For any comparison operation against floating point, we should imagine
(at best) a sphere of uncertainty of radius (FLT_EPSILON/DBL_EPSILON/
LDBL_EPSILON)*magnitude around the point in question (depending upon
type). Worse if the value is far from the origin.

It is also a mistake to imagine that we can take a double, push it
into a float, then reconstitute it as a double and have the same value
as the original. Clearly, that's not going to work. Once we shave
off the precision by stuffing a double into a float, those trailing
bits are gone -- floating off into the ether-bits.

 

[Thad Smith]

... even the following code gives "Wrong".
>>> [original code restored]
>>>
>>>#include <stdio.h>
int main(void)
{
float a = 0.7f;
>>>
if(a < 0.7)
printf("Wrong");
else
printf("God job");
return 0;
}

My question is,
if the inaccurate representation violates C99 standards?

Be precise. What "inaccurate representation" are you referring to? The
program above (after correcting for a missing header) may output either
"Wrong" or "God job") when run with a conforming implementation, so does
not illustrate a problem with C99, as has been explained by others.

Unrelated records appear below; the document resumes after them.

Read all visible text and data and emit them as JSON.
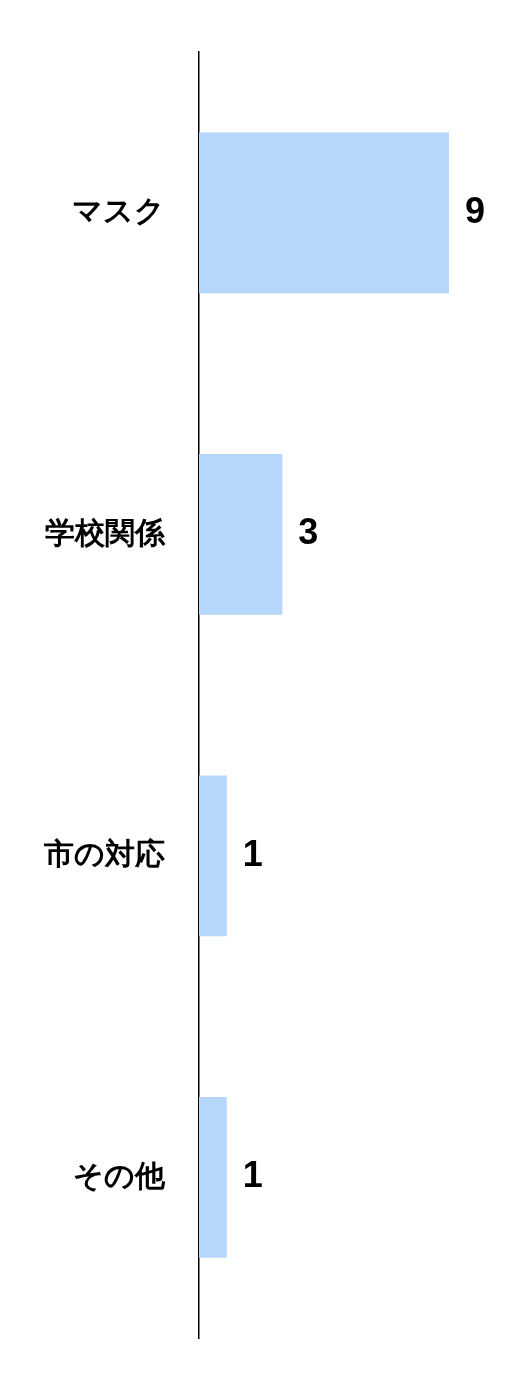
{
  "chart_data": {
    "type": "bar",
    "orientation": "horizontal",
    "categories": [
      "マスク",
      "学校関係",
      "市の対応",
      "その他"
    ],
    "values": [
      9,
      3,
      1,
      1
    ],
    "color": "#b5d7fb",
    "data_labels": true
  }
}
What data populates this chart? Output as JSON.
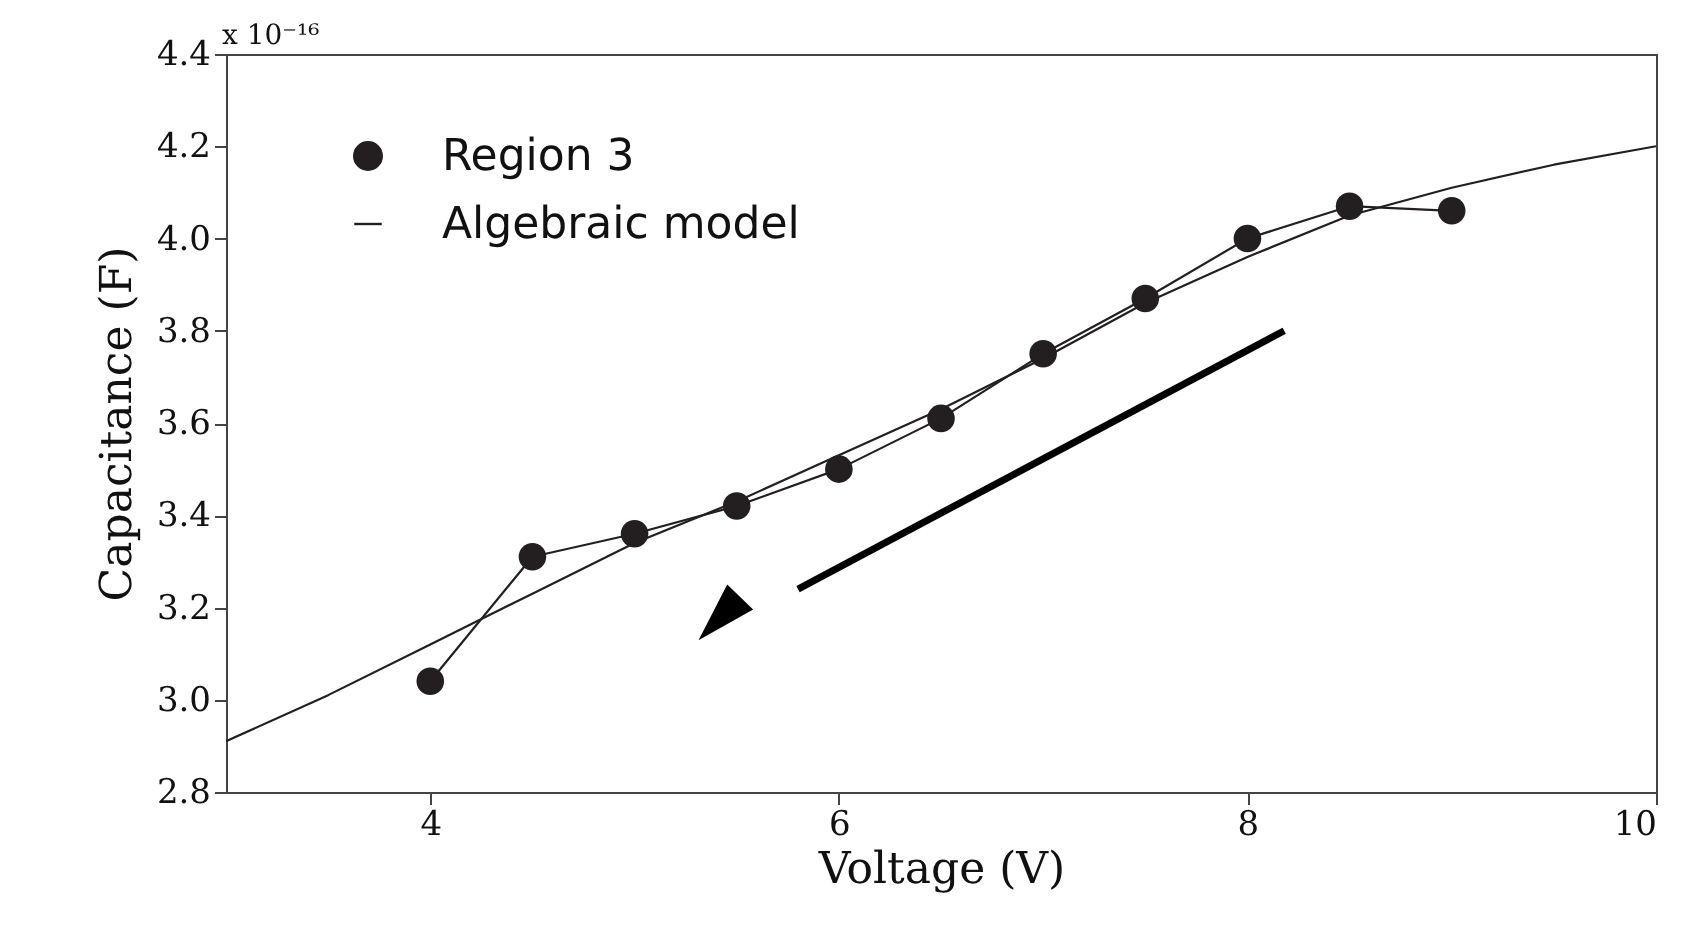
{
  "chart_data": {
    "type": "line",
    "xlabel": "Voltage (V)",
    "ylabel": "Capacitance (F)",
    "annotations": [
      "x 10⁻¹⁶"
    ],
    "x": [
      4,
      4.5,
      5,
      5.5,
      6,
      6.5,
      7,
      7.5,
      8,
      8.5,
      9
    ],
    "series": [
      {
        "name": "Region 3",
        "color": "#231f20",
        "marker": "circle",
        "values": [
          3.04,
          3.31,
          3.36,
          3.42,
          3.5,
          3.61,
          3.75,
          3.87,
          4.0,
          4.07,
          4.06
        ]
      },
      {
        "name": "Algebraic model",
        "color": "#231f20",
        "marker": "none",
        "x": [
          3,
          3.5,
          4,
          4.5,
          5,
          5.5,
          6,
          6.5,
          7,
          7.5,
          8,
          8.5,
          9,
          9.5,
          10
        ],
        "values": [
          2.91,
          3.01,
          3.12,
          3.23,
          3.34,
          3.43,
          3.53,
          3.63,
          3.74,
          3.86,
          3.96,
          4.05,
          4.11,
          4.16,
          4.2
        ]
      }
    ],
    "xlim": [
      3,
      10
    ],
    "xticks": [
      4,
      6,
      8,
      10
    ],
    "ylim": [
      2.8,
      4.4
    ],
    "yticks": [
      2.8,
      {
        "value": 3,
        "label": "3.0"
      },
      3.2,
      3.4,
      3.6,
      3.8,
      {
        "value": 4,
        "label": "4.0"
      },
      4.2,
      4.4
    ],
    "grid": false,
    "legend": "top left",
    "line_style": "solid"
  }
}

I guess nothing is said about accuracy or inaccurate representation in
C99 standards.

Standard C specifies the minimum accuracy for representations in
standard floating point types. It says nothing, that I am aware of,
concerning the accuracy of calculations. If an implementation uses
IEEE-754, then a lot more can be said about the accuracy of
calculations, as well as representation.

If nothing is said about something in a C99 document, is it
implementation dependent?
Yes.

I hope I'm clear.

Alas, I don't know what specific inaccuracies you are questioning.

 

[Dik T. Winter]

>
> In my work, the first is inmeasurably more common than the latter.
> Think of computing an average where there the number of summands is
> zero.

The number of summands is an integer, not a floating point number.